Mathematician Cathy O'Neil holds a Ph.D. in number theory from Harvard, and she taught at Barnard for years before leaving to work in finance. She took a job at the hedge fund D.E. Shaw in June 2007 but left the field soon after, embarrassed by the role bankers had played in the housing collapse. In 2011, she rebranded herself as a data scientist and went looking for a place where she could do math and feel good about it.
Before long, O'Neil landed a spot at an e-commerce startup, developing models to anticipate the behavior of visitors to travel websites. There, she was struck by the parallels she found between data science and the financial system that had just decimated the U.S. economy. "A false sense of security was leading to widespread use of imperfect models, self-serving definitions of success, and growing feedback loops," she writes in her new book, Weapons of Math Destruction: How Big Data Increases Inequality and Threatens Democracy.
Weapons of Math Destruction was nominated for a 2016 National Book Award. Lately, I've been recommending it to everyone I know, as both a key to understanding the present and a tool to ward off an increasingly dystopian-seeming future.
Sarah LaBrie : What is big data?
Cathy O'Neil : Big data means different things to different people. For the sake of the book, I meant it as the marketing campaign around the newfangled uses for data. It's a promise, and it's a hope. The promise is that once you have big-data algorithms, they are inherently fair and objective, and they are better than human beings at being fair. That's something that isn't always explicitly stated.
Then there's the hope, which is also often not stated, that we don't need the actual data around the thing we're trying to predict, that it's good enough to use proxies for that thing.
SL : What is a weapon of math destruction?
CO : A weapon of math destruction is an algorithm that is important but secret at the same time, and also destroys people's lives. It's being used for important decisions, and it's being used unfairly so that people's lives get ruined, or at least they get injured.
An example that really got my attention early on was the teacher value-added model. You had teachers whose jobs were on the line through secret teacher assessments that no one could explain to them and that were statistically flawed, so the scores were inconsistent. I found a teacher who scored a six out of 100 one year, and a 96 out of 100 the next year, without changing his methodology of teaching. When teachers tried to appeal their scores, they were told the scores were too mathematically complicated for them to understand. They were told, "You're not expert enough to question this."
SL : You write about how poisonous assumptions can be camouflaged by big data algorithms. Can you talk more about that?
CO : Data is a digital echo of culture. If we consistently arrest blacks for smoking pot at four times the rate we arrest whites for smoking pot, even though whites and blacks smoke pot at the same rate, the data reflects that bias. We have many more arrest records for blacks under the crime of smoking pot than for whites.

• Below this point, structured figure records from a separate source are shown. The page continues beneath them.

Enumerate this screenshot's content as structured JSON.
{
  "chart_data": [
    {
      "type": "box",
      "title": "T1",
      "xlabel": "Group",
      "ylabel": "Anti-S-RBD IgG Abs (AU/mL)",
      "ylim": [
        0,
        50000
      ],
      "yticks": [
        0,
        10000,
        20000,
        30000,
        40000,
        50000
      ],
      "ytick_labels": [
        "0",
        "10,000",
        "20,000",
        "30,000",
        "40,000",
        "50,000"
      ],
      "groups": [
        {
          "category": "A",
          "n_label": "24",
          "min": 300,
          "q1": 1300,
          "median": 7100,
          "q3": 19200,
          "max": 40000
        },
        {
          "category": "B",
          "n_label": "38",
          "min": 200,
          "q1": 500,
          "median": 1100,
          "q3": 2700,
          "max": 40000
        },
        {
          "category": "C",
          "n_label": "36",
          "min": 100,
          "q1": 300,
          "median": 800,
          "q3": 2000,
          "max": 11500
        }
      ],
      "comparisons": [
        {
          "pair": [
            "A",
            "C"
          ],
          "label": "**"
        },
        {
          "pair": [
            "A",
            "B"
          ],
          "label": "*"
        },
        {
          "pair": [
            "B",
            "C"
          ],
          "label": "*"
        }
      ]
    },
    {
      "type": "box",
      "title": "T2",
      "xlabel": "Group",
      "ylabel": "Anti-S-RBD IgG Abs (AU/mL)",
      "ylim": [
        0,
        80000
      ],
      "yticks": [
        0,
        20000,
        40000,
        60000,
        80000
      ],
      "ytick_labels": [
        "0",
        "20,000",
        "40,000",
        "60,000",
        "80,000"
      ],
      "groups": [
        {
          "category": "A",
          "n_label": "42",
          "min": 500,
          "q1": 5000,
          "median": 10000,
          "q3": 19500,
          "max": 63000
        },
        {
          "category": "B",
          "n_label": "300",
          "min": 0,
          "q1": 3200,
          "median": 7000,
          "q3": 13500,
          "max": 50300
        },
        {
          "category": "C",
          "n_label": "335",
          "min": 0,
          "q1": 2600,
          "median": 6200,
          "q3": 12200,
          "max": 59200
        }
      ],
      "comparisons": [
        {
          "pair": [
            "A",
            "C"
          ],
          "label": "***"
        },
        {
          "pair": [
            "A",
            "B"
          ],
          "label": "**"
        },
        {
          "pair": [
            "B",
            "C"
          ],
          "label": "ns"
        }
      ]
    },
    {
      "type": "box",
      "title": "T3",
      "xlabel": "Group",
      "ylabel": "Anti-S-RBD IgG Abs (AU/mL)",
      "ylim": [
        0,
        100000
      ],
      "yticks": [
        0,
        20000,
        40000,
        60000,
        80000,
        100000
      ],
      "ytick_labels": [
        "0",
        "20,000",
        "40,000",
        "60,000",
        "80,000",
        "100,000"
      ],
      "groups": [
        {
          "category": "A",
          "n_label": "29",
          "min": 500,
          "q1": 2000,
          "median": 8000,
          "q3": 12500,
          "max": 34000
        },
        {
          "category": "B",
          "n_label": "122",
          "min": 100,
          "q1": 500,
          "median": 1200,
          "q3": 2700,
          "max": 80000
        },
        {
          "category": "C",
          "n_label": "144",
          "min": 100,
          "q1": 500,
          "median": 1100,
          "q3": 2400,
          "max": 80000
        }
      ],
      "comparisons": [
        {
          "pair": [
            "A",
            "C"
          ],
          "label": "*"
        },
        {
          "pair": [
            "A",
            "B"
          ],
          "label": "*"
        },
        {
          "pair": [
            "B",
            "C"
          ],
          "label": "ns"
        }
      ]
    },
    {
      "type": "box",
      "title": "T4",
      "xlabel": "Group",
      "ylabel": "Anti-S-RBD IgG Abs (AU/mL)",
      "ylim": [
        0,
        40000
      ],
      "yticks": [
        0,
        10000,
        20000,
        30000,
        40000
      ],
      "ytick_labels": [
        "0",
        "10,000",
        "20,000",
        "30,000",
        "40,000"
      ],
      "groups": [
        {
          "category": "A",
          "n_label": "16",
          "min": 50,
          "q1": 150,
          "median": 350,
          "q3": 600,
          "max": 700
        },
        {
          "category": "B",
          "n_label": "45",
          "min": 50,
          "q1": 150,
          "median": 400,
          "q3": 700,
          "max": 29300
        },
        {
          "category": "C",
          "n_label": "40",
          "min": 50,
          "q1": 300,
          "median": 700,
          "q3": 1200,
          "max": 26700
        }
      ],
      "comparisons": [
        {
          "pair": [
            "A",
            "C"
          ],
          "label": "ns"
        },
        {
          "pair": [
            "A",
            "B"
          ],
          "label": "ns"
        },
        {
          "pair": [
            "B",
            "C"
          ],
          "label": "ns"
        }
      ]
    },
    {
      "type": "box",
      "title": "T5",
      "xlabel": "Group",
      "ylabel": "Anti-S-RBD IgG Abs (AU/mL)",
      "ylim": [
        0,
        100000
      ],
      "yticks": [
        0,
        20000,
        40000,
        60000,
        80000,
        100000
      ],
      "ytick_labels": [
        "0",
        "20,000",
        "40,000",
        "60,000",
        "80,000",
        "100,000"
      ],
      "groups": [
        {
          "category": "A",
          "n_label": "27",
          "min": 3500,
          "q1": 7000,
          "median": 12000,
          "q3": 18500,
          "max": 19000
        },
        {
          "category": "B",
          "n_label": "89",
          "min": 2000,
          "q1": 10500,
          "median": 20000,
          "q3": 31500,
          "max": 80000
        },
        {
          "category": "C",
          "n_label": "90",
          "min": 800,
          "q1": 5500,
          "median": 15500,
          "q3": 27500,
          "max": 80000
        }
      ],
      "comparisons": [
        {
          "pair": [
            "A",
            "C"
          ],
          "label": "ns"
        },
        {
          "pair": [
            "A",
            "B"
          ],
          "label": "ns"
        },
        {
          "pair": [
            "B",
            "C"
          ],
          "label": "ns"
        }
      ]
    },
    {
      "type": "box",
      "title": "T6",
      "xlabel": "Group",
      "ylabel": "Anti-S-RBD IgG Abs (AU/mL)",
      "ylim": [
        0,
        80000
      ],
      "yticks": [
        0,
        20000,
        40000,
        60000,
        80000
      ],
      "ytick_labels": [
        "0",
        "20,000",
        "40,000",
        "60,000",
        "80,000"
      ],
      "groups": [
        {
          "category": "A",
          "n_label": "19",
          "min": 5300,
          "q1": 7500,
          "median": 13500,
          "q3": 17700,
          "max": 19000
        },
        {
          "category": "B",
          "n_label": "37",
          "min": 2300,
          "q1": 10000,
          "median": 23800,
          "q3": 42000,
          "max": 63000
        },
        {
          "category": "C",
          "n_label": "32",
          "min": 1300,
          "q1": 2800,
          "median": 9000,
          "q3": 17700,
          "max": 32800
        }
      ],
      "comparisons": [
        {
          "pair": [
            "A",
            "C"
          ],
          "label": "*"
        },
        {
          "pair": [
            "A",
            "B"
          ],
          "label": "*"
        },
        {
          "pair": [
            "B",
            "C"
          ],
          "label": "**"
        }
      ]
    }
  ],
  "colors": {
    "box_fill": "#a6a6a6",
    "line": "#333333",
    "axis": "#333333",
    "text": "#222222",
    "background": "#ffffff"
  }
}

What we don't acknowledge is that we haven't successfully measured crime.
When we use these arrest records as if they're a good proxy for the actual thing we're trying to measure, then we end up developing tools like predictive policing, which looks for locations of arrests and sends police back to those same places looking for more crime. Considering our history of overpolicing poor black neighborhoods, it's really a pseudoscientific justification for continuing uneven policing practices.